OK, so as of tonight, dear ole MIL and Daddy get to actually see what I have been doing for the past 2 years! Wonder how long it will take Daddy to re-think his decision about not letting me keep her!!!??? So .... I am feeling "in the lead" for tonight, but the REAL problem is far from being settled. What to do about my irresponsible, Lazy and controlling manipulative "Adult" daughter? If it weren't for my grandbaby, I could easily cut the strings for once, but she KNOWS that she "has me" because of my grandbaby! I want so badly to get my life back, or HECK ... GET my life for once since she has been "grown". I still have a 17 year old that is what you would call the "perfect child". She is a senior in High School, and has a 4.0 GPA. This weekend she has been invited for a special Honors tour the University of Tennessee in Knoxille ... GO VOLS!!! Unfortunately, her life has been affected by the constant drama surrounding her sister!!! I want SO BADLY to be able to take the focus off of them, and place it on my youngest girl! HOW can I do this when my grandbaby is being tossed around like a piece of trash????

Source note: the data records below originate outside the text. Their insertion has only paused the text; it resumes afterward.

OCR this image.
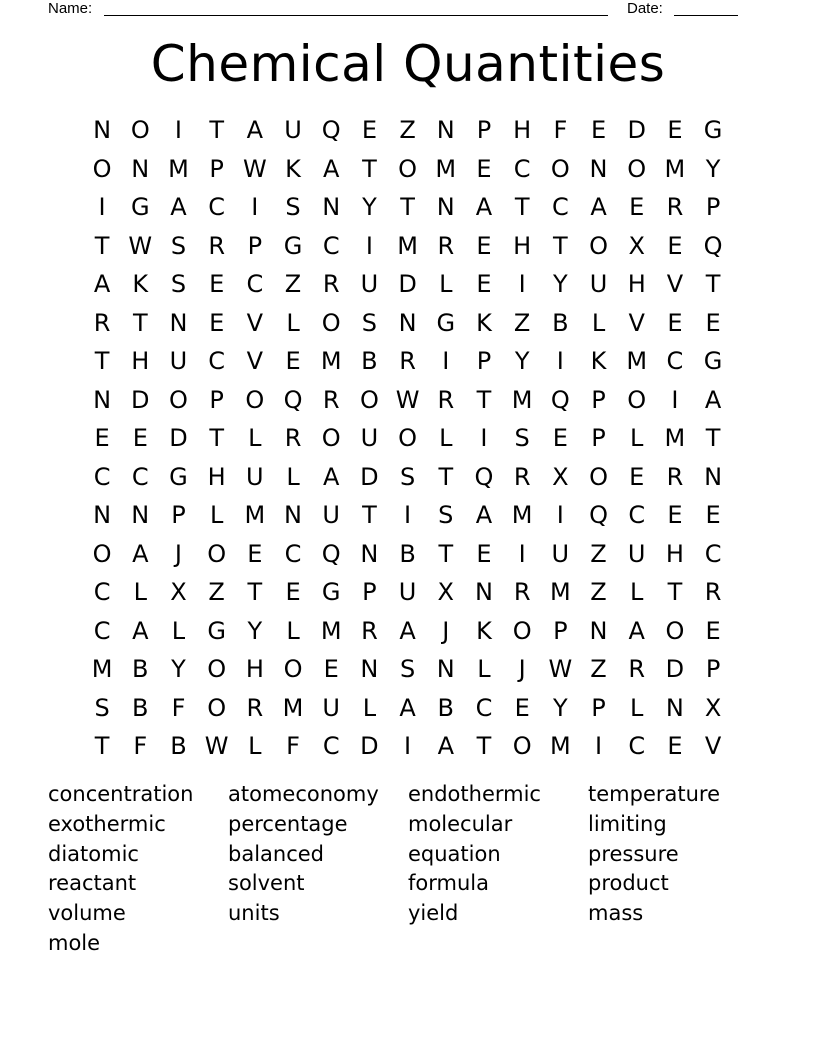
Name:	Date:
Chemical Quantities
N O	I	T A U Q E Z N P H F E D E G
O N M P W K A T O M E C O N O M Y
I	G A C	I	S N Y T N A T C A E R P
T W S R P G C	I	M R E H T O X E Q
A K S E C Z R U D L E	I	Y U H V T
R T N E V L O S N G K Z B L V E E
T H U C V E M B R	I	P Y	I	K M C G
N D O P O Q R O W R T M Q P O	I	A
E E D T	L R O U O L	I	S E P	L M T
C C G H U L A D S T Q R X O E R N
N N P	L M N U T	I	S A M	I	Q C E E
O A	J	O E C Q N B T E	I	U Z U H C
C L X Z T E G P U X N R M Z L	T R
C A L G Y	L M R A	J	K O P N A O E
M B Y O H O E N S N L	J W Z R D P
S B F O R M U L A B C E Y P	L N X
T F B W L	F C D	I	A T O M	I	C E V
concentration	atomeconomy	endothermic	temperature
exothermic	percentage	molecular	limiting
diatomic	balanced	equation	pressure
reactant	solvent	formula	product
volume	units	yield	mass
mole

looking for your attention, the only way she knows how. i can relate to your story. i have a neice in a situation quite similar. except that she's 28 now and the cylcle of enabling has gotten bigger. mothers, we think we hide our emotions so well from our daughters. but daughters, they have the keeness of feelings just like we do. you seem to see gold in one daughter, the perfect a daughter, the one who gives you 'accomplishment' for your motherhood. and the one who has failed consistently will give you what she knows to get her share of attention. failure. you need to step back. you need to stop making it easy for her to fail and continue on her merry go round ride. you need to stop helping her fail. if you can't say a positive word to her, to help her be the best that she can be, don't say anything. how can she compete with her perfect sister, the one that makes your heart strings sing? how can you feel 'sorrow' for the perfect child because of her sisters drama???? if you don't want your grand to be treated as trash, then don't treat the mother like trash. you are part of her cycle, some where there was a glitch in your daughters life. mothers, we don't do it intentionally, we really try to do the best we can. but some times our own fears create what we fear. in your fear of her lifestyle, you are creating the lifestyle. if you don't support this girl, what future will the next woman generation, your grandbaby going to have??? please stop and rethink. put the anger on the back burner. where there is anger and fear, there can be no love. anger, it is an overpowering emotion. like a fire extinguisher, it can put out the fire of your love. and without your love, your daughter will continue to fail. can it be its the only way she knows to get your love, your attention and be in the limelight like your perfect child??? she needs you to be her ally, not her enemy. not a rug, not the bank, not the critic, not the revolving door. if you love her, go seek professional help as a unit. find out what makes the cycle of failure and mooching part of the relationship between you. you would be surprised what is really inside her head. it may be that you won't want to hear it, but if you want your grandbaby to have a better way to life, you need to step up. a babys personality, her foundation, is formed in the first 5 years of its life. you and your daughter have 'lost' 2 years of time. don't continue the dance of anger. time is ticking away.